We ran, we walked, we stopped and stretched. I took a twizzler off a girl near Kits Beach, and I don’t even like twizzlers, but that was the best tasting twizzler I have ever had. We crossed the Burrard Bridge and headed towards English Bay. The rain continued. I grabbed as many energy gels as I could from the aid stations.
As we entered Stanley Park, we only had about 10km to go. It was freezing as we ran past Siwash Rock, and the headwind started to blow. I was very thankful for the volunteers at this point, 4000 of them, braving the horrible conditions to be there for us whenever we needed water, ultima, or Vaseline.

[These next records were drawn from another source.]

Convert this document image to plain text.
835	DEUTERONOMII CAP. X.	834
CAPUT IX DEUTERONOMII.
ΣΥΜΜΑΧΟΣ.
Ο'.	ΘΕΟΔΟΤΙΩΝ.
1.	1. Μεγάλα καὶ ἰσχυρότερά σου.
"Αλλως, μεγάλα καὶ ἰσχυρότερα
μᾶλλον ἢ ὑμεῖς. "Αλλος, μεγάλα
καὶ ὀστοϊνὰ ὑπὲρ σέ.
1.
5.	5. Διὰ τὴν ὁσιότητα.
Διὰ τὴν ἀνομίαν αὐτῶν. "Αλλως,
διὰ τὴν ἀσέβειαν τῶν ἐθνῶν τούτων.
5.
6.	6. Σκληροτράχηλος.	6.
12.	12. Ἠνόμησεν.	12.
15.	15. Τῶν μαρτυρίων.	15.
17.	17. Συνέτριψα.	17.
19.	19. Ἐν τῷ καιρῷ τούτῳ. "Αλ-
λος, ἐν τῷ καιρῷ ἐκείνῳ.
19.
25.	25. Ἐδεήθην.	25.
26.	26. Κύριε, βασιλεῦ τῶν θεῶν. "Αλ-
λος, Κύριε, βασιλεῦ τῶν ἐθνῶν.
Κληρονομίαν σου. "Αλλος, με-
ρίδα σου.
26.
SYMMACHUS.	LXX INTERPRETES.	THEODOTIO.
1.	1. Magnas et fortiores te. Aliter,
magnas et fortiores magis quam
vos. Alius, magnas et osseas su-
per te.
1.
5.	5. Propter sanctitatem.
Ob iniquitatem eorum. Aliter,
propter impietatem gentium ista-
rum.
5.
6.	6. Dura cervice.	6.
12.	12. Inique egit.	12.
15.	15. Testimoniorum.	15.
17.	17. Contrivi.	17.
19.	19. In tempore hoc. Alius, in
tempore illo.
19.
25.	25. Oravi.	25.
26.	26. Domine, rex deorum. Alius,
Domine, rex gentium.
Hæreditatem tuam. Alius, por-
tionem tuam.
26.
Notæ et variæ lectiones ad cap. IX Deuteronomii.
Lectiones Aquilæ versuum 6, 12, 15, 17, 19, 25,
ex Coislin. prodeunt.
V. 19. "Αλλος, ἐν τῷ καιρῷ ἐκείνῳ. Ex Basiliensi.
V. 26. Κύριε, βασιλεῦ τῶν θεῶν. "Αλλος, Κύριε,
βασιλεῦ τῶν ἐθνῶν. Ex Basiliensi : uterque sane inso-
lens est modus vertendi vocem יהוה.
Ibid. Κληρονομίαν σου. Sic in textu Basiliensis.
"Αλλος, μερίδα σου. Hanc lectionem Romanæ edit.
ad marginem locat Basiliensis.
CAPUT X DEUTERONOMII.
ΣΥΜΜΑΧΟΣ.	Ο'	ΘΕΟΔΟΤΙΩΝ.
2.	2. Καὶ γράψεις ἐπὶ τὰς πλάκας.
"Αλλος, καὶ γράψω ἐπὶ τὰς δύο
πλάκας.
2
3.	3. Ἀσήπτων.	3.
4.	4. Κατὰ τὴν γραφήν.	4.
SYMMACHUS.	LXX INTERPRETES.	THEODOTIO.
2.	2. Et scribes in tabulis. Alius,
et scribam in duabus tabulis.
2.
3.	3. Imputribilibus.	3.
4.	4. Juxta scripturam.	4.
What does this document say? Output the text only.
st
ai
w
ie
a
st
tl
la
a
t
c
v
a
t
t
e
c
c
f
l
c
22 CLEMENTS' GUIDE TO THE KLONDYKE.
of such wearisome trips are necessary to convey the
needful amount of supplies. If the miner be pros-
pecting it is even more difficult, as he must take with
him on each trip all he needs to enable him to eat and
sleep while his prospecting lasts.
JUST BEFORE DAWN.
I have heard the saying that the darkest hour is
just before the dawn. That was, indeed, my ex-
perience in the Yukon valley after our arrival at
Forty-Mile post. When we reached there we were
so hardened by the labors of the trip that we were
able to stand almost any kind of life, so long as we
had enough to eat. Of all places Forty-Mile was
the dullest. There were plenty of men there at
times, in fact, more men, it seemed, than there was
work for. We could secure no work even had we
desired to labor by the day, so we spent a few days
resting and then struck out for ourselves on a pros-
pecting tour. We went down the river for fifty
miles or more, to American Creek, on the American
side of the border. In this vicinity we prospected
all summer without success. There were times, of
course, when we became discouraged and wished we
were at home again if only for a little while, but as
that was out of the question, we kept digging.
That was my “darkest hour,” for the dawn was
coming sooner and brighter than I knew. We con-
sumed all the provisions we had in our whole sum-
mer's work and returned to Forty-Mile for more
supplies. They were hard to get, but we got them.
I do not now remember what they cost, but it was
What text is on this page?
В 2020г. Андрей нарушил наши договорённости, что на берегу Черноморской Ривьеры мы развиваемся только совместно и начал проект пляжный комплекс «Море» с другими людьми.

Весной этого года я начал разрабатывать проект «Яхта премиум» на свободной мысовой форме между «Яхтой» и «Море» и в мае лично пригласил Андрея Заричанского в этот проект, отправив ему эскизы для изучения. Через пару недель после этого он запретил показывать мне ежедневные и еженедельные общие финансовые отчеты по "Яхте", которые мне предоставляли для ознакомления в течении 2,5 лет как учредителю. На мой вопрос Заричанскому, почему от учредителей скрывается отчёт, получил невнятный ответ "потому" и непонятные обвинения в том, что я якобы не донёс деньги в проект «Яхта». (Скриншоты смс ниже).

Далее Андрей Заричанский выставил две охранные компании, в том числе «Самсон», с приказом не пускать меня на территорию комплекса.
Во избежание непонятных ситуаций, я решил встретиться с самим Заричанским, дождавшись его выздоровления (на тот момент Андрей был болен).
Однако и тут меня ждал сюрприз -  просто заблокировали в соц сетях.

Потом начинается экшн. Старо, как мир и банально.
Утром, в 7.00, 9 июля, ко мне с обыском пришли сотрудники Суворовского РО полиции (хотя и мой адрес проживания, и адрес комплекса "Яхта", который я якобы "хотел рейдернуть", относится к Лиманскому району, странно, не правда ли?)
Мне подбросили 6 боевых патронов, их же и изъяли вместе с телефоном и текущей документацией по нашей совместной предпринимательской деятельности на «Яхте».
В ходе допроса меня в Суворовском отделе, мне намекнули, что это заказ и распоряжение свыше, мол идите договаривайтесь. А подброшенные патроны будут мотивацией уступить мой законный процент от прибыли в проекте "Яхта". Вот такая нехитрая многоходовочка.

We passed the Lions Gate bridge, Brockton Point lighthouse, the 9 o’clock gun and the rowing club. I was giving Lee a running commentary as we went along…. I used to live in that block of units…. I used to work there. I definitely did the bulk of the talking. I’m not sure if I was helping or not.
We turned on to Pender street, and the finish line was in sight. As we crossed, we joined hands and threw them up into the air! We were done, in 4:23:48, a PB for Lee. Sometimes running with a friend is more important and more rewarding than running as fast as you can.
John Stanton, author and founder of the running room, put my medal around my neck as we walked down the finishers chute (I.e. The food tunnel) I got yoghurt, fruit, and a little box of food that was filled with chocolate, crackers, muesli bars and trail mix.
I retrieved my bag from bag check, and promptly got changed into dry clothes, including my Boston jacket, from 2 weeks ago. This prompted a number of runners to come up to me, who had also just done the Boston/Vancouver double, and talk about how crazy we were.
I decided to forgo the brunch that we had originally planned in favour of going home to get warm and dry. Once home, I counted my gel stash and headed to Kadoya, where I ate sushi until I could eat no more!
I’m now looking forward to the North Face 100km in two weeks time. Marathons #19 and 20! (A 100k totally counts as 2 marathons, right??)